Dans deux décisions récentes, la Cour de justice des communautés européennes (CJCE) a précisé sa position sur l'étendue des frais hospitaliers qui peuvent être pris en charge par un organisme de sécurité sociale lorsqu'un de ses assurés a été autorisé, souvent pour une maladie grave, à se faire soigner dans un autre Etat membre de l'Union européenne (1).
Dans un premier arrêt du 16 mai, la CJCE a tout d'abord considéré l'exigence d'une autorisation préalable « comme une mesure tout à la fois nécessaire et raisonnable [afin] de garantir une accessibilité suffisante et permanente à des soins hospitaliers de qualité, d'assurer une maîtrise des coûts et d'éviter tout gaspillage de ressources financières, techniques et humaines ». Toutefois, a-t-elle estimé, « il est nécessaire que les conditions mises à l'octroi d'une telle autorisation soient justifiées au regard de [ces] impératifs, qu'elles soient proportionnées », et que « les critères d'octroi ou de refus » soient précisés. Ainsi, pour pouvoir refuser cette autorisation au motif qu'il existe une liste d'attente dans l'autre Etat membre, un organisme de sécurité sociale « se doit d'établir que le délai [...] dans lequel le traitement hospitalier requis par l'état de santé du patient peut être obtenu dans un établissement relevant du système national n'excède pas le délai acceptable » au regard des besoins médicaux de l'intéressé. Et même lorsque le délai découlant des listes d'attente « s'avère excéder ce délai acceptable », l'institution compétente ne peut pas refuser l'autorisation sollicitée en se fondant sur des motifs tirés de l'existence de ces listes d'attente, de la gratuité des soins hospitaliers prodigués dans le cadre du système national ou encore d'une comparaison des coûts du traitement entre les deux Etats.
L'arrêt indique également que le droit ainsi conféré au patient de se faire soigner dans un autre Etat membre « porte exclusivement sur les dépenses liées aux soins de santé reçus par ce patient dans l'Etat membre de séjour, à savoir, s'agissant des soins de nature hospitalière, les coûts des prestations médicales proprement dits ainsi que les dépenses, indissociablement liées, afférentes au séjour de l'intéressé dans l'établissement hospitalier ». Une position confirmée et précisée dans un arrêt du 15 juin.
Dans cette seconde décision, la Cour de justice des communautés européennes réaffirme qu'un assuré autorisé par son organisme de sécurité sociale à se faire soigner dans un autre Etat membre n'a pas « droit au remboursement des frais de déplacement, de séjour et de repas encourus sur le territoire de cet Etat membre par [lui-même] et la personne l'ayant accompagné, à l'exception [de ses propres] frais de séjour et de repas dans l'établissement hospitalier ». En revanche, rappelle la cour, une législation nationale peut permettre le remboursement de ces frais dans des situations d'urgence. Enfin, elle précise que ces frais ne peuvent pas non plus être considérés comme des prestations en espèces.

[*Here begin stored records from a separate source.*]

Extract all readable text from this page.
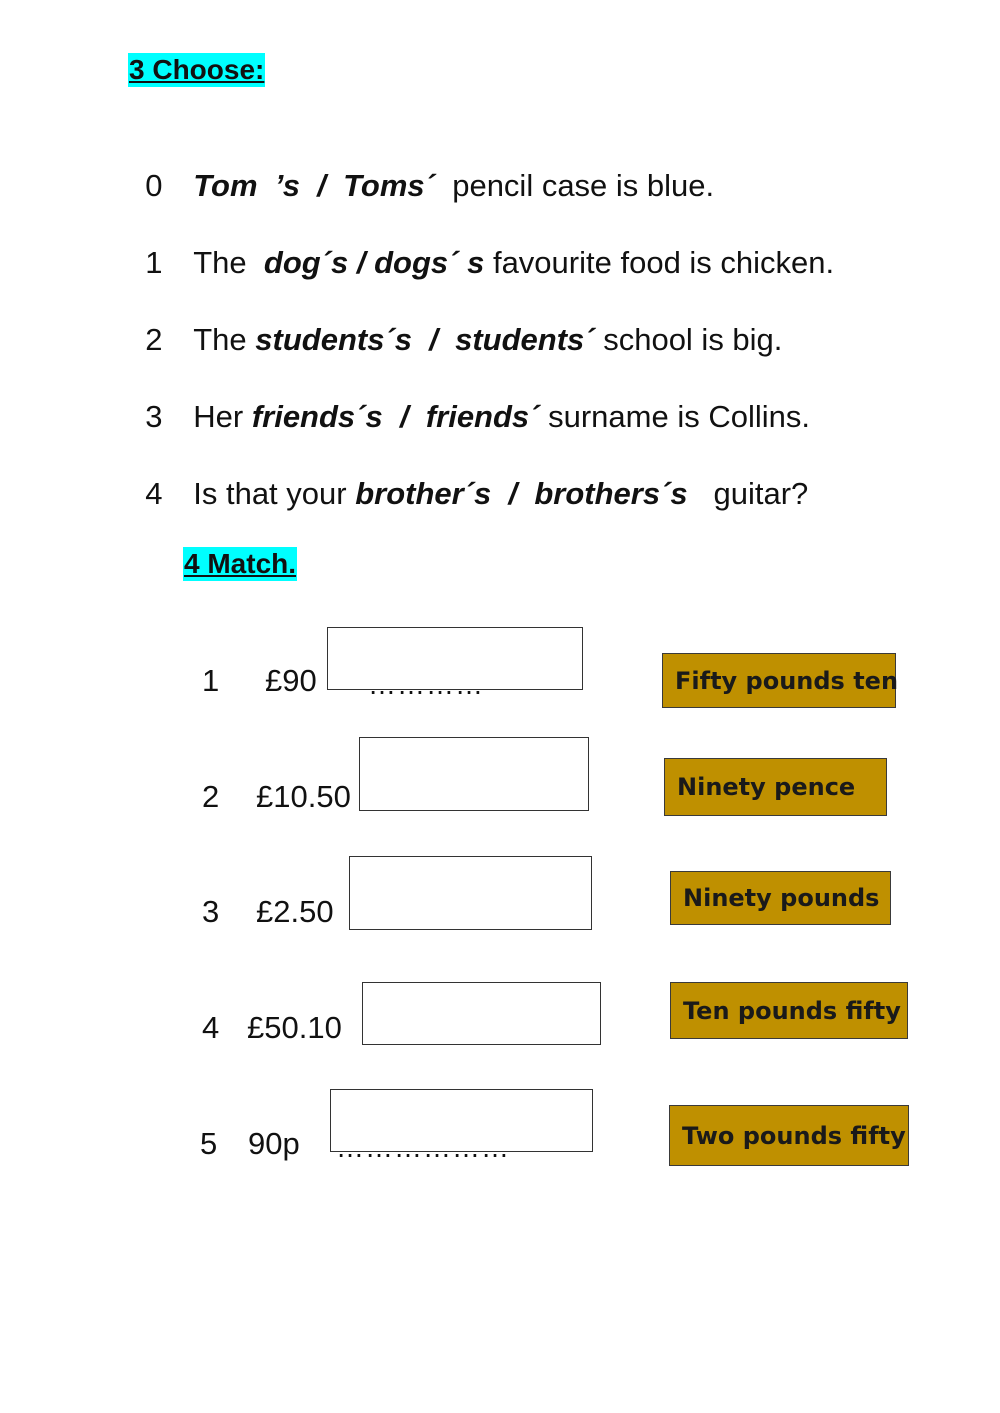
3 Choose:

0 Tom  ’s  /  Toms´  pencil case is blue.

1 The  dog´s / dogs´ s favourite food is chicken.

2 The students´s  /  students´ school is big.

3 Her friends´s  /  friends´ surname is Collins.

4 Is that your brother´s  /  brothers´s   guitar?

4 Match.
1 £90
2 £10.50
3 £2.50
4 £50.10
5 90p
Fifty pounds ten
Ninety pence
Ninety pounds
Ten pounds fifty
Two pounds fifty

Avec ces deux décisions, la Cour de justice des communautés européennes risque de créer un système de santé à deux vitesses : il y aura ceux qui auront les moyens de payer leurs frais de déplacement, et les autres.
(1) La CJCE se prononce uniquement sur les déplacements programmés pour y recevoir des soins et non sur les soins inopinés qui surviennent lors d'un séjour à l'étranger.